Key Takeaways for Hackathon Success
- Iterate ruthlessly on one thing before moving on
 We didn't touch Wikipedia until we hit 75% on database questions. This discipline prevented half-baked implementations of everything.
- Testing is development
 We spent as much time testing and analyzing failures as writing code. Each incorrect answer became a new prompt rule or architectural decision.
- Know when to pivot
 Attempting a custom RAG solution would have been technically satisfying but integrating Ragie in 30 minutes beat spending 3 hours on a half-working custom solution.
- Perfect the basics
 Database and Wikipedia questions had simpler data sources. Mastering these created the conditions for winning the competition.
- Don't make LLMs do math
 Even though Claude has gotten much better at arithmetic it is still not perfect, this was clear during testing. An MCP for doing calculations using python was built to fix this issue.

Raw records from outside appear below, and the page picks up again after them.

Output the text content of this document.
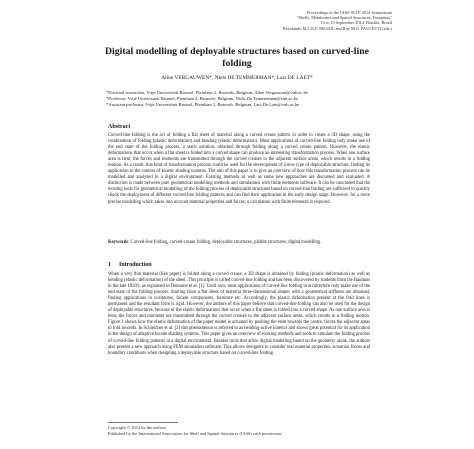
Proceedings of the IASS-SLTE 2014 Symposium
"Shells, Membranes and Spatial Structures: Footprints"
15 to 19 September 2014, Brasilia, Brazil
Reyolando M.L.R.F. BRASIL and Ruy M.O. PAULETTI (eds.)
Digital modelling of deployable structures based on curved-line folding
Aline VERGAUWEN*, Niels DE TEMMERMAN*, Lars DE LAET*
*Doctoral researcher, Vrije Universiteit Brussel, Pleinlaan 2, Brussels, Belgium, Aline.Vergauwen@vub.ac.be
*Professor, Vrije Universiteit Brussel, Pleinlaan 2, Brussels, Belgium, Niels.De.Temmerman@vub.ac.be
*Assistant professor, Vrije Universiteit Brussel, Pleinlaan 2, Brussels, Belgium, Lars.De.Laet@vub.ac.be
Abstract
Curved-line folding is the act of folding a flat sheet of material along a curved crease pattern in order to create a 3D shape, using the combination of folding (plastic deformation) and bending (elastic deformation). Most applications of curved-line folding only make use of the end state of the folding process, a static solution, obtained through folding along a curved crease pattern. However, the elastic deformations that occur when a flat sheet is folded into a curved shape can produce an interesting transformation process. When one surface area is bent, the forces and moments are transmitted through the curved creases to the adjacent surface areas, which results in a folding motion. As a result, this kind of transformation process could be used for the development of a new type of deployable structure, finding its application in the context of kinetic shading systems. The aim of this paper is to give an overview of how this transformation process can be modelled and analysed in a digital environment. Existing methods as well as some new approaches are discussed and evaluated. A distinction is made between pure geometrical modelling methods and simulations with finite elements software. It can be concluded that the existing tools for geometrical modelling of the folding process of deployable structures based on curved-line folding are sufficient to quickly check the deployment of different curved-line folding patterns and can find their application in the early design stage. However, for a more precise modelling which takes into account material properties and forces, a calculation with finite elements is required.
Keywords: Curved-line folding, curved-crease folding, deployable structures, pliable structures, digital modelling.
1 Introduction
When a very thin material (like paper) is folded along a curved crease, a 3D shape is obtained by folding (plastic deformation) as well as bending (elastic deformation) of the sheet. This principle is called curved-line folding and has been discovered by students from the Bauhaus in the late 1920's, as explained in Demaine et al. [1]. Until now, most applications of curved-line folding in architecture only make use of the end state of the folding process. Starting from a flat sheet of material three-dimensional shapes with a geometrical stiffness are obtained, finding applications in sculptures, facade components, furniture etc. Accordingly, the plastic deformation present at the fold lines is permanent and the resultant form is rigid. However, the authors of this paper believe that curved-line folding can also be used for the design of deployable structures, because of the elastic deformations that occur when a flat sheet is folded into a curved shape. As one surface area is bent, the forces and moments are transmitted through the curved creases to the adjacent surface areas, which results in a folding motion. Figure 1 shows how the elastic deformation of the paper model is actuated by pushing the ends towards the centre, forces the adjacent areas to fold inwards. In Schleicher et al. [2] this phenomenon is referred to as bending-active kinetics and shows great potential for its application in the design of adaptive facade shading systems. This paper gives an overview of existing methods and tools to simulate the folding process of curved-line folding patterns in a digital environment. Besides tools that allow digital modelling based on the geometry alone, the authors also present a new approach using FEM simulation software. This allows designers to consider real material properties, actuation forces and boundary conditions when designing a deployable structure based on curved-line folding.
Copyright © 2014 by the authors.
Published by the International Association for Shell and Spatial Structures (IASS) with permission.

What would we do differently?
In retrospect, we identified two changes for a hypothetical second attempt:
- Prototype PDFs earlier
 Even 30 extra minutes to evaluate Ragie vs. custom RAG would have saved hours of building the wrong thing.
- Set time boxes strictly
 Database testing could have stopped at 70% accuracy, freeing an extra hour for PDF refinement.
Tech Stack
- Claude Sonnet 4.5,
- Python
- FastMCP
- SQL Server
- Ragie
- Wikipedia API
Our full solution is available on GitHub including. The modular architecture means you can run individual MCP servers independently.
Final Thoughts
This even was a blast and very well organized by AIM! We had so much fun and couldn't stop laughing in certain moments. Before knowing the leaderboard we were actually quite pessimistic because we saw that the agent was struggling a lot with some questions. For this reason the victory was a big surprise.
On a final note, this challenge was also incredibly relevant for the team because the three members are building two sustainability SaaS startups (Scope4 and Susteam) so we were perfectly in tune with the topic. Feel free to say hi to us on LinkedIn:
Congratulations also to the other teams who did an excellent job and contributed to a great atmosphere!